RE: STAAD Triangular Plate Stresses

Quote:

It depends on the software. In many software, the 3 node element using the same formulation as a quad. So, essentially it's just a "collapsed" or highly distorted quad. I know that's the case with RISA. I don't know if that's the case in STAAD or not. In most cases, I believe even a true triangular element is not usually as good of a formulation as a quad.

That's kind of what I thought rb was getting at. And STAAD's triangular elements perform as well their quads in my experience. rb is (IIRC) kind of old school [no offense rb; I am too] so he may think of triangular plate elements as being like the old CST elements. That's just not the case anymore. STAAD's "brick" elements (8 node solids) use to be prohibitively stiff as well.....but they solved that with the introduction of rotational degrees of freedom at the nodes. (Among other things from what I've heard; STAAD has never let me view the shape functions for some of their elements. Guess it is a trade secret.)
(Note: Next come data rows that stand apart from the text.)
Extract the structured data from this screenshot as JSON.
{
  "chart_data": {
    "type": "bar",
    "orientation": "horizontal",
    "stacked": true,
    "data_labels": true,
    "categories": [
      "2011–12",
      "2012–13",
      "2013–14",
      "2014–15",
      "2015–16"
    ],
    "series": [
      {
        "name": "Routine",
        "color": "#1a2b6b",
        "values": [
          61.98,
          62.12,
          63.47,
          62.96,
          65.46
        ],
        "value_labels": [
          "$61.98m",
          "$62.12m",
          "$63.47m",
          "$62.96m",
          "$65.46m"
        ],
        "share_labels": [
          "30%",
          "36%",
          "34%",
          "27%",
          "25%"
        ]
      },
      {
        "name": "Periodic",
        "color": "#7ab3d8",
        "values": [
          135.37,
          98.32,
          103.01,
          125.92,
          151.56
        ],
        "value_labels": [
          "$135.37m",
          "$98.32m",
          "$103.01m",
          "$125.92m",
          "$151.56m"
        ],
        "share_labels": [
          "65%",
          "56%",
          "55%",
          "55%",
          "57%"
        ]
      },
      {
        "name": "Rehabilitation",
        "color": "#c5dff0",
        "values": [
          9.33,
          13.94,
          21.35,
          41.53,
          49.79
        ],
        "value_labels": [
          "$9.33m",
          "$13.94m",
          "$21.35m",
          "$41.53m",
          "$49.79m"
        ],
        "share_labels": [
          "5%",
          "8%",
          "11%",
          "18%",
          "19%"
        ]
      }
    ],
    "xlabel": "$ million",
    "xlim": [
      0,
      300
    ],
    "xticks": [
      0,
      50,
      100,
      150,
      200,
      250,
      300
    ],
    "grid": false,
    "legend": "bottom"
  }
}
RE: STAAD Triangular Plate Stresses

hey, eff off !! pot calling the kettle ...

yes, old TRIA3 elements are overly stiff. TRIA6 work very well.

another day in paradise, or is paradise one day closer ?

RE: STAAD Triangular Plate Stresses

As has been suggested by multiple posters in this thread, the interpretation of element stresses does not change for triangular plates. Visualize a cross section of unit width and depth = thickness of the element, at the location where the stress is being reported and that would help in converting a stress into a force, if you have to. For example if you multiply the out of plane shear stress SQX or SQY by a unit width and the element thickness, you would arrive at the out of plane shear force over a unit width at that location.

RE: STAAD Triangular Plate Stresses

Do the Staad secret herbs and spices mean it's ok to use a triangle of the shape posted? It looks about 5:1 shape ratio.

RE: STAAD Triangular Plate Stresses

Quote:

Do the Staad secret herbs and spices mean it's ok to use a triangle of the shape posted? It looks about 5:1 shape ratio.

Yeah, the ratio of (internal) angles to each other don't look particularly good.

RE: STAAD Triangular Plate Stresses

Yes aspect ratio 1:1 is ideal. We should try not to exceed 4:1.

RE: STAAD Triangular Plate Stresses

(OP)
Thanks a lot guys. I guess it was just a confusion in my part upon seeing something unfamiliar but I understand it now. I'd take a look again over the ratio which is indeed doubtful.